Chi era Liliana Ampola, alla cui memoria è stato dedicato il ponte di via Betti il 25 aprile di qualche anno fa?
Se lo saranno chiesti in molti rapallesi e ce lo siamo chiesti anche noi.
La ricerca di una risposta ci ha portato alla scoperta di una ragazza che non ha aspettato gli ultimi mesi della Resistenza per schierarsi contro il fascismo, che già nella tarda primavera del 1943, quando Mussolini era ancora a Palazzo Venezia e gli Alleati non erano ancora sbarcati in Sicilia, aveva scelto la via della lotta al fascismo.
Noi non sappiamo precisamente come e con chi Liliana – a soli 19 anni – combatteva il fascismo, non lo possiamo sapere noi, passati tanti anni, e non lo sanno neanche i familiari che più le erano vicini.

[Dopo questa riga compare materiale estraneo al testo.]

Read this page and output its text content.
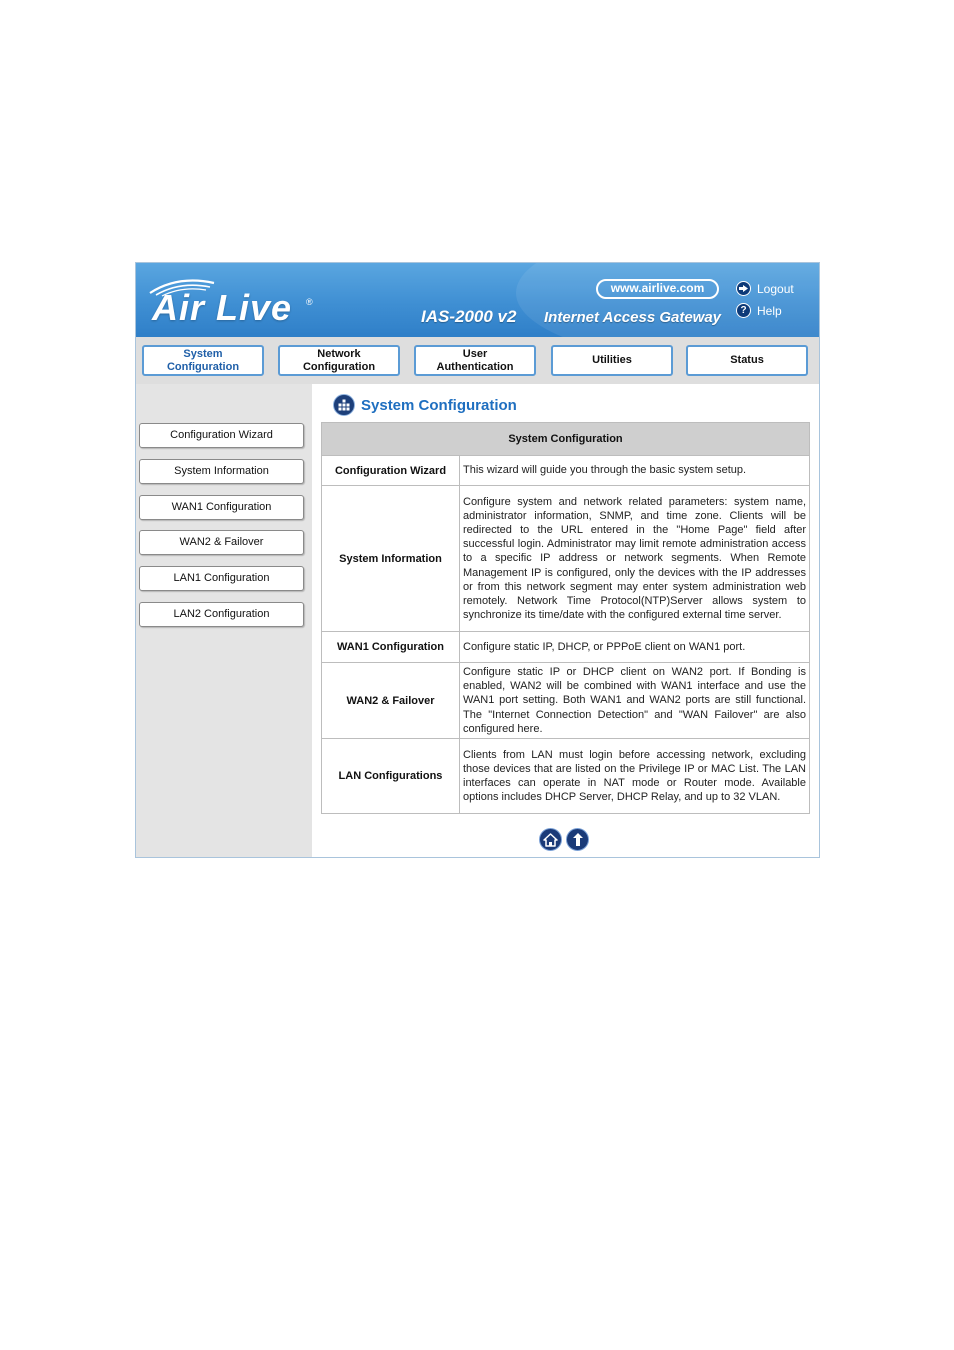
Air Live ®
www.airlive.com
IAS-2000 v2 Internet Access Gateway
Logout
? Help
System
Configuration
Network
Configuration
User
Authentication
Utilities	Status
Configuration Wizard
System Information
WAN1 Configuration
WAN2 & Failover
LAN1 Configuration
LAN2 Configuration
System Configuration
System Configuration	
Configuration Wizard	This wizard will guide you through the basic system setup.
System Information	Configure system and network related parameters: system name, administrator information, SNMP, and time zone. Clients will be redirected to the URL entered in the "Home Page" field after successful login. Administrator may limit remote administration access to a specific IP address or network segments. When Remote Management IP is configured, only the devices with the IP addresses or from this network segment may enter system administration web remotely. Network Time Protocol(NTP)Server allows system to synchronize its time/date with the configured external time server.
WAN1 Configuration	Configure static IP, DHCP, or PPPoE client on WAN1 port.
WAN2 & Failover	Configure static IP or DHCP client on WAN2 port. If Bonding is enabled, WAN2 will be combined with WAN1 interface and use the WAN1 port setting. Both WAN1 and WAN2 ports are still functional. The "Internet Connection Detection" and "WAN Failover" are also configured here.
LAN Configurations	Clients from LAN must login before accessing network, excluding those devices that are listed on the Privilege IP or MAC List. The LAN interfaces can operate in NAT mode or Router mode. Available options includes DHCP Server, DHCP Relay, and up to 32 VLAN.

«Liliana con noi in casa era estremamente riservata», ci dice la sorella Angelina che con il marito Giorgio Maggi ci ha ricevuto nella sua casa di Rapallo. Ricorda solo che una mattina dei primi giorni di luglio del 1943 ricevettero una telefonata del capo ufficio della sorella (era impiegata alla Montecatini di Milano) che li avvertiva del suo arresto.
Forse Liliana avrà fatto parte dell’apparato del Partito Comunista clandestino; il 1943 si era aperto con i grandi scioperi nelle fabbriche torinesi e milanesi del marzo-aprile che suonavano la campana a martello per il fascismo, o forse apparteneva ai primi nuclei del Partito d’Azione, fondato (clandestinamente anch’esso) proprio a Milano l’anno precedente.

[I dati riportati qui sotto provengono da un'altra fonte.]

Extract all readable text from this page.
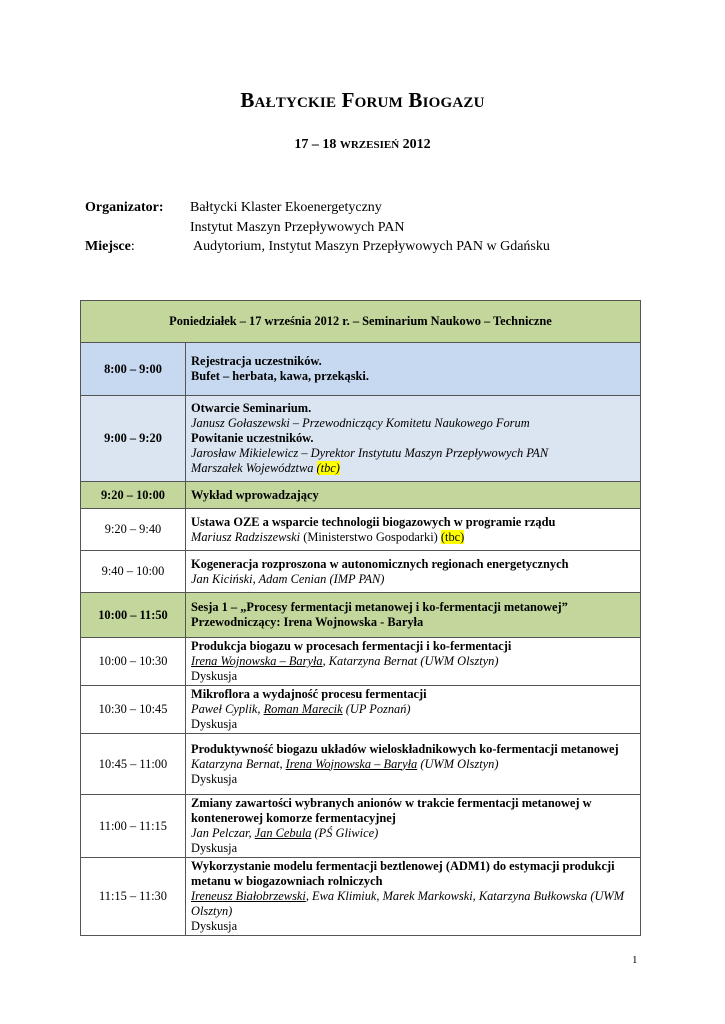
Bałtyckie Forum Biogazu
17 – 18 WRZESIEŃ 2012
Organizator: Bałtycki Klaster Ekoenergetyczny
Instytut Maszyn Przepływowych PAN
Miejsce:	Audytorium, Instytut Maszyn Przepływowych PAN w Gdańsku
Poniedziałek – 17 września 2012 r. – Seminarium Naukowo – Techniczne	
8:00 – 9:00	Rejestracja uczestników.
Bufet – herbata, kawa, przekąski.

9:00 – 9:20	Otwarcie Seminarium.
Janusz Gołaszewski – Przewodniczący Komitetu Naukowego Forum
Powitanie uczestników.
Jarosław Mikielewicz – Dyrektor Instytutu Maszyn Przepływowych PAN
Marszałek Województwa (tbc)

9:20 – 10:00	Wykład wprowadzający
9:20 – 9:40	Ustawa OZE a wsparcie technologii biogazowych w programie rządu
Mariusz Radziszewski (Ministerstwo Gospodarki) (tbc)

9:40 – 10:00	Kogeneracja rozproszona w autonomicznych regionach energetycznych
Jan Kiciński, Adam Cenian (IMP PAN)

10:00 – 11:50	Sesja 1 – „Procesy fermentacji metanowej i ko-fermentacji metanowej”
Przewodniczący: Irena Wojnowska - Baryła

10:00 – 10:30	Produkcja biogazu w procesach fermentacji i ko-fermentacji
Irena Wojnowska – Baryła, Katarzyna Bernat (UWM Olsztyn)
Dyskusja

10:30 – 10:45	Mikroflora a wydajność procesu fermentacji
Paweł Cyplik, Roman Marecik (UP Poznań)
Dyskusja

10:45 – 11:00	Produktywność biogazu układów wieloskładnikowych ko-fermentacji metanowej
Katarzyna Bernat, Irena Wojnowska – Baryła (UWM Olsztyn)
Dyskusja

11:00 – 11:15	Zmiany zawartości wybranych anionów w trakcie fermentacji metanowej w kontenerowej komorze fermentacyjnej
Jan Pelczar, Jan Cebula (PŚ Gliwice)
Dyskusja

11:15 – 11:30	Wykorzystanie modelu fermentacji beztlenowej (ADM1) do estymacji produkcji metanu w biogazowniach rolniczych
Ireneusz Białobrzewski, Ewa Klimiuk, Marek Markowski, Katarzyna Bułkowska (UWM Olsztyn)
Dyskusja
1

La fine del fascismo, il 25 luglio, portò alla sua liberazione.
«La rivedemmo a casa smagrita e piena di lividi» ricorda la sorella «voleva tornare in ufficio ma le dettero un mese di riposo».
Arriviamo all’8 settembre e all’inizio della Resistenza.
Anche in questo caso, per la famiglia, un gran buco nero, le notizie riuscirono a metterle insieme solo dopo, molto tempo dopo i fatti, e in modo frammentario.
Quel che è certo è che il 14 febbraio del 1944 Liliana venne arrestata un’altra volta. Ad avvertire la famiglia fu ancora il capufficio, che comunicava che sarebbe partita dalla Stazione Centrale poco dopo. I familiari si precipitarono al treno con pochi effetti personali, e – a causa di un allarme aereo – riuscirono a restare alcuni minuti accanto alla ragazza. Fu l’ultima volta che la videro, perché da quel momento di Liliana Ampola se ne persero le tracce.
In seguito ricevettero solo due cartoline, scritte a matita con la sua calligrafia, da Bolzano, e nient’altro. Bolzano nel 1944-45 era praticamente annessa alla Germania nazista, sede di un Campo di transito utilizzato per ebrei e partigiani sulla via della deportazione e dello sterminio.
Dopo la guerra ricevettero alcune notizie frammentarie e contraddittorie, chi l’aveva vista a Roma, chi in Russia. Forse durante la deportazione riuscì a fuggire, riprese la lotta e venne ancora catturata. Tra la documentazione della famiglia c’è un diploma di Medaglia Garibaldina, rilasciato l’8 settembre del 1947 a firma di Pietro Secchia e Luigi Longo, i comandanti partigiani comunisti nell’Italia settentrionale, concessa per aver combattuto nelle Brigate d’Assalto Garibaldi. Avrebbe partecipato ad azioni di guerra in un distaccamento nelle Brigate Pisacane e sarebbe stata una staffetta sotto le dipendenze di Piero Pajetta.
«Solo alla fine della guerra», ricorda ancora Angelina Ampola, «ricevemmo una lettera dal consolato austriaco di Milano che ci informava della sua morte, avvenuta il 23 agosto del 1944, ma solo nel 1958 venimmo a sapere ufficialmente che era sepolta a Mathausen».
Iniziarono allora i tentativi della famiglia per riportare in Italia i suoi resti, conclusi solo nel 2000, quando vennero inumati nel cimitero di Staglieno.
Rapallo le ha dedicato un ponte alla memoria, ricordando chi non ha aspettato l’arrivo dei tedeschi per scegliere da che parte stare, ma prima, prima che fosse una necessità ma libera scelta, ha affrontato a viso aperto il fascismo.